The PTMAA often learns of storage tanks which are intended to be moved around on a particular job site or to another location all together. The Fire Code exempts tanks on "isolated construction projects." "Such tanks may include isolated construction sites and earth-moving projects, road building, forestation, and fire-fighting base camps. Such tanks would also not have to be registered with the PTMAA. The Fire Code does not define "temporary" in terms of time. Tanks do not have to be registered if it's known the tank would not be used for more than one year. The PTMAA applies the one-year maximum for temporary construction projects, as well.
Having a "temporary" facility does not mean you are permitted to operate a less-safe facility. Companies that install temporary fueling for their construction, mining, forestry site, etc., are likely to use a double-walled storage tank. Farm tanks on stands are not permitted by the Fire Code and strongly discouraged from use within any business sector. According to the Fire Code, the design and location of the storage tank system should include requirements such as appropriate construction standards, provisions for secondary containment, devices to prevent spillage during tank and equipment filling, fire extinguishers, and collision protection acceptable to the authority having jurisdiction.

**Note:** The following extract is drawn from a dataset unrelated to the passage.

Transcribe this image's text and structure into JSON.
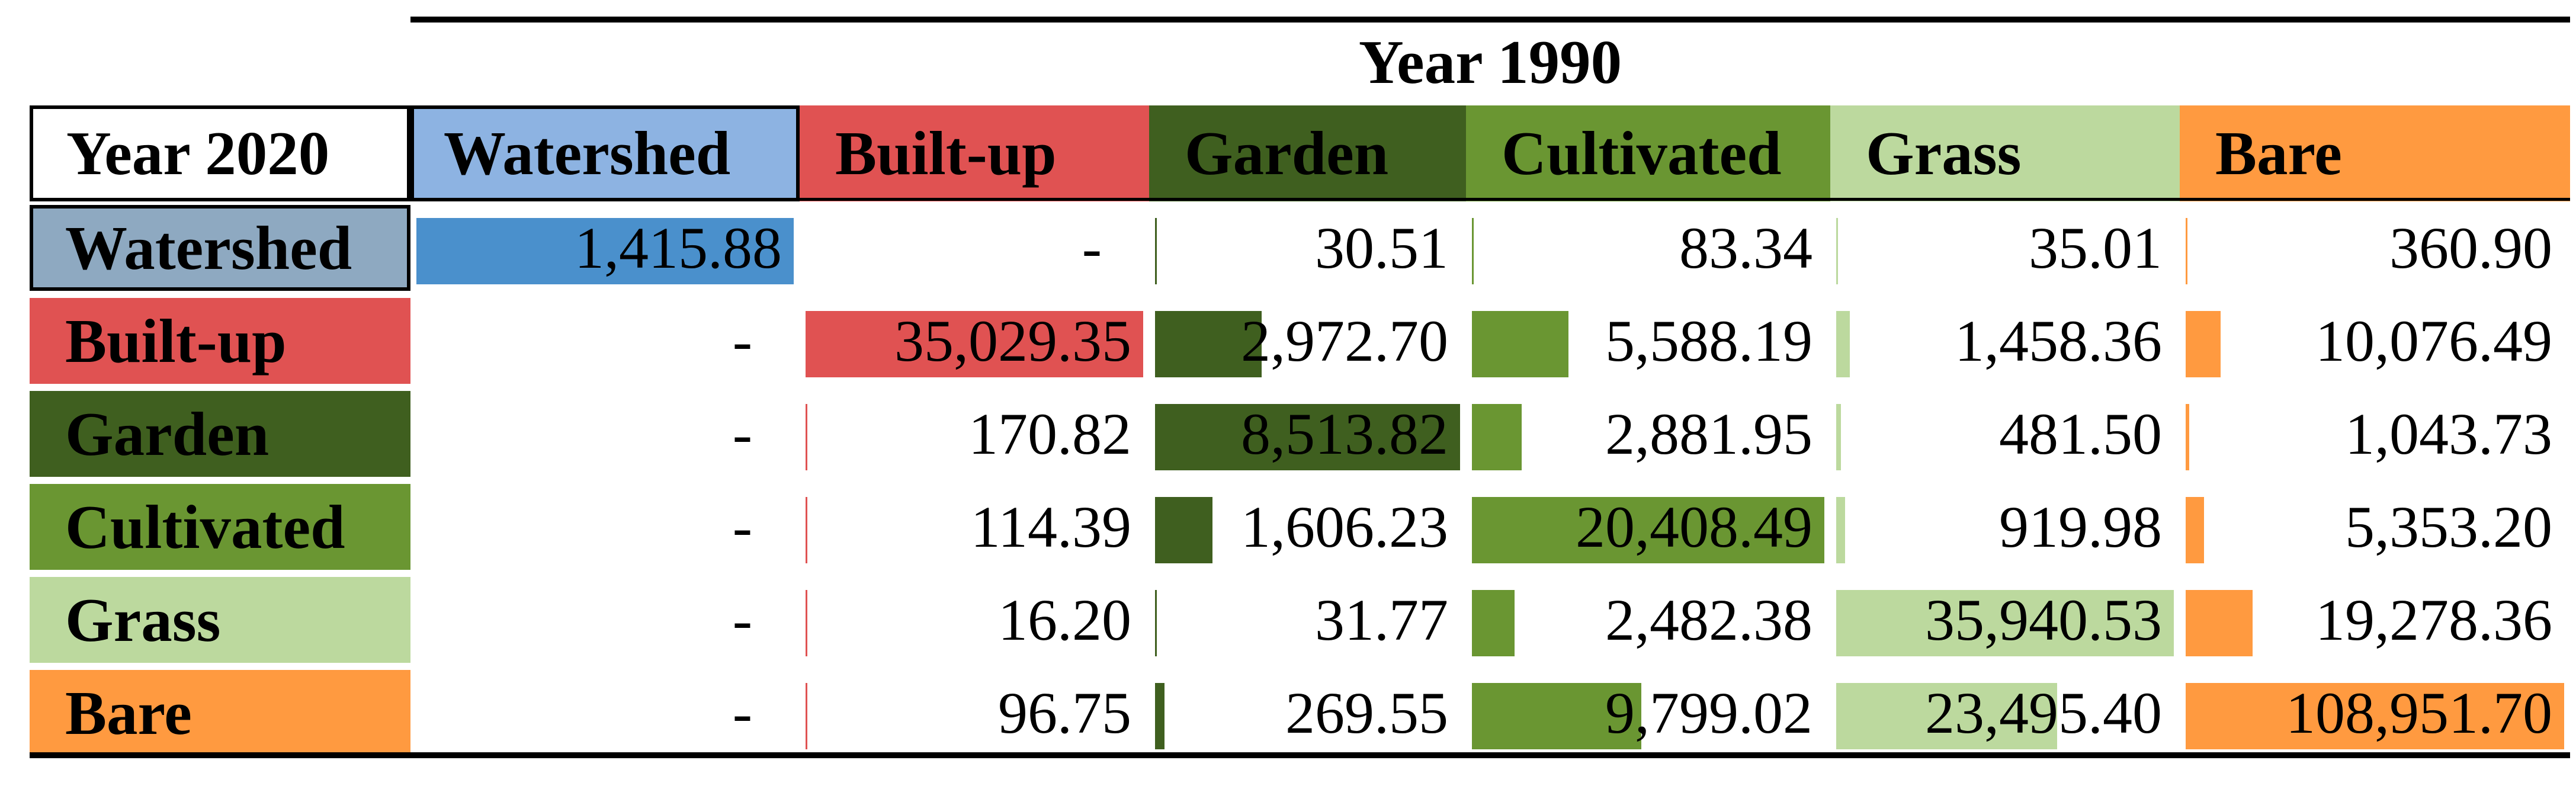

It is unrealistic to expect a temporary tank to be installed on a cement pad but the foundation would obviously have to support a full tank's weight. It's not expected that a temporary construction tank would be installed with emergency shutdown capabilities away from the dispensing area. Where equipment and vehicles are being fueled, it should be anticipated that there will be fuel spills so a clay material should be compacted to prevent spilled product from getting off-site or to the groundwater. Hose retractors should be installed and maintained to prevent hoses from getting driven over or ripped off. The tank and dispenser should be protected from being hit by heavy equipment using jersey barriers that can be easily re-located. The tank contents should be clearly indicated and there should be a 40BC fire extinguisher at the tank site. More information is available pdf here (267 KB) .
Another common inquiry is with respect to mobile fuel tanks. These tanks are mounted on a trailer and pulled to equipment needing to be refueled. Mobile tanks are not governed by the Fire Code. The relevant legislation for these tanks is the Dangerous Goods Transportation & Handling Regulation. For guidance for mobile fuel tanks inquire with Alberta Transportation.